The Bard of the Beasts
Just a brief addition to the conversation, a paraphrasing of poe/idea that has been drilled into my head since High School is the idea that a great short story contains not one unnecessary word within its boundaries; something I have come to agree with. Essentially, if you can justify the inclusion of every word you've written against the possibilities of the many possible substitutions one could include with revision, you're on your way to a great short story.
 

Roaming Shadow

New Member
The way I see it, all the information that the reader needs to know to understand the story needs to be in the story itself somewhere. Even if the setting is elaborate, the story is short, and not all that setting information is required to understand the story. Take a hard look at the story you want to tell and ask yourself, "what does the reader need to know to understand the story?" Not an easy question to honestly answer for a writer, but a necessary one. If it's not directly relevent to the plot, the reader doesn't need to know. Many of the important details can normally be integrated into the narrative without much exposition. There is also usually room for a little "fluff" description; lines that are not directly relevent to the plot but that breathe life and realism to the piece, while also providing a little information as to the setting these characters occupy. If you essentially need to present a cipher for your readers to understand the story, you might as well have put a huge block of exposition right at the front. Taking the exposition out of the narrative and in the description may mean that it's not in your short story anymore, but your readers still need to read it.

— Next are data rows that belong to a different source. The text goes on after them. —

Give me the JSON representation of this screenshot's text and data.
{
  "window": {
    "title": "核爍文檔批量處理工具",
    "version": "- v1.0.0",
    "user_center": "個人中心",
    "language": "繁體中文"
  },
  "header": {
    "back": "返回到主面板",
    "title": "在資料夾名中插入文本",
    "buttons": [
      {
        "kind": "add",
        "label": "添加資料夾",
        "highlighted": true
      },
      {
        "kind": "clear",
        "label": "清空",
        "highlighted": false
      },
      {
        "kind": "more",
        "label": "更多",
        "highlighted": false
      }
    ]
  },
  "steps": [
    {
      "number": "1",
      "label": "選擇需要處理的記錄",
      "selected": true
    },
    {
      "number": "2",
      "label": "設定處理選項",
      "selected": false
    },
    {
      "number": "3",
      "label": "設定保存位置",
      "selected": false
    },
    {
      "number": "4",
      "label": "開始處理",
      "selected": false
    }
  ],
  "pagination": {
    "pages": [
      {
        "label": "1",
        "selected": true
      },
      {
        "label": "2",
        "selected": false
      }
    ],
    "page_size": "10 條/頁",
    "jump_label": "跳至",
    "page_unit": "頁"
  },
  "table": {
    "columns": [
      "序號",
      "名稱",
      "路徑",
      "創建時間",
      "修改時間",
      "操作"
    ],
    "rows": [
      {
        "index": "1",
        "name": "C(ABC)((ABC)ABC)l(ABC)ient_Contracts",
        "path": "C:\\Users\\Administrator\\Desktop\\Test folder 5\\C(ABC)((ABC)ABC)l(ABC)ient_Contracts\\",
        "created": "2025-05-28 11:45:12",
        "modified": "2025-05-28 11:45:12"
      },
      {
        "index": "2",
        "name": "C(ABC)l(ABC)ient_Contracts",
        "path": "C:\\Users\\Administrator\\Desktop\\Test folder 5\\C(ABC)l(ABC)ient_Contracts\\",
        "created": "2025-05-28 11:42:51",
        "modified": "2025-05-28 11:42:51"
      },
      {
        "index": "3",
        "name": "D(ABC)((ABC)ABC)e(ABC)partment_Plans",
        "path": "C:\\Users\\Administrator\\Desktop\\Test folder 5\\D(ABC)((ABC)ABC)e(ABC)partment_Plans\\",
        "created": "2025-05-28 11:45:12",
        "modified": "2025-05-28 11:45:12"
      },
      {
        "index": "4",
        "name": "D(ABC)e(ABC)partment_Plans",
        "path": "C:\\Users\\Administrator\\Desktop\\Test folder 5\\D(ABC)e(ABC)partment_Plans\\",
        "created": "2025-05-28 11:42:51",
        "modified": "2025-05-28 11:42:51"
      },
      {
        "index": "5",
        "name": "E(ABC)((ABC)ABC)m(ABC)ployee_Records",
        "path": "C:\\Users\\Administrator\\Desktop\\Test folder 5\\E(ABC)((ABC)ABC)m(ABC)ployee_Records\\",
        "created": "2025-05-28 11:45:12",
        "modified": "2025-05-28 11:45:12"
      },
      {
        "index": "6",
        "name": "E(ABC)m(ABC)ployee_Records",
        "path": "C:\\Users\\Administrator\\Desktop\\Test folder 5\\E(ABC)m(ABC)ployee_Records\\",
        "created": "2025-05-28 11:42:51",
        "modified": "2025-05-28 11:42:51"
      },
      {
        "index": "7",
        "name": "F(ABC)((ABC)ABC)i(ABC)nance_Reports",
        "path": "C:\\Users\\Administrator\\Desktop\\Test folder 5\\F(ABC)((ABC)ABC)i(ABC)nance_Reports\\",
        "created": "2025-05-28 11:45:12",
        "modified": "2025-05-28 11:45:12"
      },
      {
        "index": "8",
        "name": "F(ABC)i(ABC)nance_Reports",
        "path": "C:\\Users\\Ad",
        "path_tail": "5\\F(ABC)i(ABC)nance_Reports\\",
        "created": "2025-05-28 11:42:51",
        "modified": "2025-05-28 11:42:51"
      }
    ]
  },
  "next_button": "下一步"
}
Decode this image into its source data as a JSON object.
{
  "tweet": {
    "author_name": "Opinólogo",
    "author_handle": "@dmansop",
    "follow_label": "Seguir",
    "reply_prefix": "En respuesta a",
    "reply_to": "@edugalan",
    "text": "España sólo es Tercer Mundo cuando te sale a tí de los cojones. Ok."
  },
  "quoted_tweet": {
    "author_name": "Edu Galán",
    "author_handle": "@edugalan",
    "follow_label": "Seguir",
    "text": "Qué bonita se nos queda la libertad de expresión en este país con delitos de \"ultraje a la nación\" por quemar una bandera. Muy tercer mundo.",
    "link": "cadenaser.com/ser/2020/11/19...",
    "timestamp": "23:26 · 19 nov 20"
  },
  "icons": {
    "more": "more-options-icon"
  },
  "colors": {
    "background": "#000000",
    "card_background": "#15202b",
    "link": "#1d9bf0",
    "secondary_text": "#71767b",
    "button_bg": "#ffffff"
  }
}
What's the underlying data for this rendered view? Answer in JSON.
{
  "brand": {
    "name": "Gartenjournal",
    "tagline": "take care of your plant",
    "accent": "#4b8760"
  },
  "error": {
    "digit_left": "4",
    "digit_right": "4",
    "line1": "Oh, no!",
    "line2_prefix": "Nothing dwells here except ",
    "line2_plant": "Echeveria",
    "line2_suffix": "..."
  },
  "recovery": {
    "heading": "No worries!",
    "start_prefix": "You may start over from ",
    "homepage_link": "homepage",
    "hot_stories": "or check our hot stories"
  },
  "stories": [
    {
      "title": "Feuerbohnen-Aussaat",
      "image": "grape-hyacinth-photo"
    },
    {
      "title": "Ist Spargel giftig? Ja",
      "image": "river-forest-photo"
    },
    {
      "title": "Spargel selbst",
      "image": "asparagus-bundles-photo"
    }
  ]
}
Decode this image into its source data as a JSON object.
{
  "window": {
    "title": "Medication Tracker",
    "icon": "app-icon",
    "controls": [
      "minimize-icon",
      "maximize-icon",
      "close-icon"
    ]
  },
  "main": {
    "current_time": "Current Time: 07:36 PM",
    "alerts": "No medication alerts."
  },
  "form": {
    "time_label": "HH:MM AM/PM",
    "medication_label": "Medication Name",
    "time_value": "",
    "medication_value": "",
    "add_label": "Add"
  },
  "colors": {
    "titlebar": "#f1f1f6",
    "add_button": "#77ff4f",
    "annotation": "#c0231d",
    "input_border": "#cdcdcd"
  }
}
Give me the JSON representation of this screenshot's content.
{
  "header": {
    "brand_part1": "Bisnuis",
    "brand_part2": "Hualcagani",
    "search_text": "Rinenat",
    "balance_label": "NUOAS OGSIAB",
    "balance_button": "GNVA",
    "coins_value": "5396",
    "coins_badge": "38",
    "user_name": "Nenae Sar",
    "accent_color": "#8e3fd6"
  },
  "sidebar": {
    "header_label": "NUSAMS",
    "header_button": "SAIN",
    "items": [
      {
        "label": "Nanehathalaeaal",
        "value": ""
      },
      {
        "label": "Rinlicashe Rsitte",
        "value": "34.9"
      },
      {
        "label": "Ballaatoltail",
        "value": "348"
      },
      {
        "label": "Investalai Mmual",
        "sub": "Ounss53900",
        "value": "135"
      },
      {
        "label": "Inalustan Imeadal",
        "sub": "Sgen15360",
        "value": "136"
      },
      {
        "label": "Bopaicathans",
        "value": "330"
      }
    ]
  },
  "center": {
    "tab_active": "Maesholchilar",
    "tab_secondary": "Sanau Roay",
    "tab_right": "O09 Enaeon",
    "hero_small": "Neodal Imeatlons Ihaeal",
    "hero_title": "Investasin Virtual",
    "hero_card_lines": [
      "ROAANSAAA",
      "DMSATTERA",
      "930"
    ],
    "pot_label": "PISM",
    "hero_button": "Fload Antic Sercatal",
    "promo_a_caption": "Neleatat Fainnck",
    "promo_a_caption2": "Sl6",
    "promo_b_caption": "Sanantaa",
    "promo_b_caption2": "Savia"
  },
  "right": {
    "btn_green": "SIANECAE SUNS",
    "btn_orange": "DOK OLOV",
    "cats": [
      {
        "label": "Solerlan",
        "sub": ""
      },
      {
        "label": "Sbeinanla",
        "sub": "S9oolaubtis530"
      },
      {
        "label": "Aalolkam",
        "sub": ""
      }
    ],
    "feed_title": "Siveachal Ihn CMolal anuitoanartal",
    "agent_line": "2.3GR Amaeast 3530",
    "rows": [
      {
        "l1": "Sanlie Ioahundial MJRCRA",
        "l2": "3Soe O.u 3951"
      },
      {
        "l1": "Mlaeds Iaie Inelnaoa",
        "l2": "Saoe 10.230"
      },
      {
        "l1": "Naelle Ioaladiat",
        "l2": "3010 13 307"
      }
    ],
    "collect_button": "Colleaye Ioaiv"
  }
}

Most readers of fiction give some level of "grace period" at the beginning of a story for the author to inform them, preferably subtly, about the general setting of the story. A character's description, actions, environment, and what's around them go a great length towards setting such an impression. The description of the setting for a longer piece then build off that, but you don't have that much space in a short story, and that impression is all they get. That's why it's so important to make sure only the vitaly important pieces of information are included, and are wound withing the narrative, introduced and mildly explained as they become relevent. I'm still learning the craft of short stories myself, being much different beasts than novels, but those are the feelings I've got and some words of adviceI've heard.
 

Roose Hurro

Lovable Curmudgeon
Banned
Should all short stories be stand alone?

Yes... it's called "short" for a reason. Every single short story I've ever read has always been "stand alone".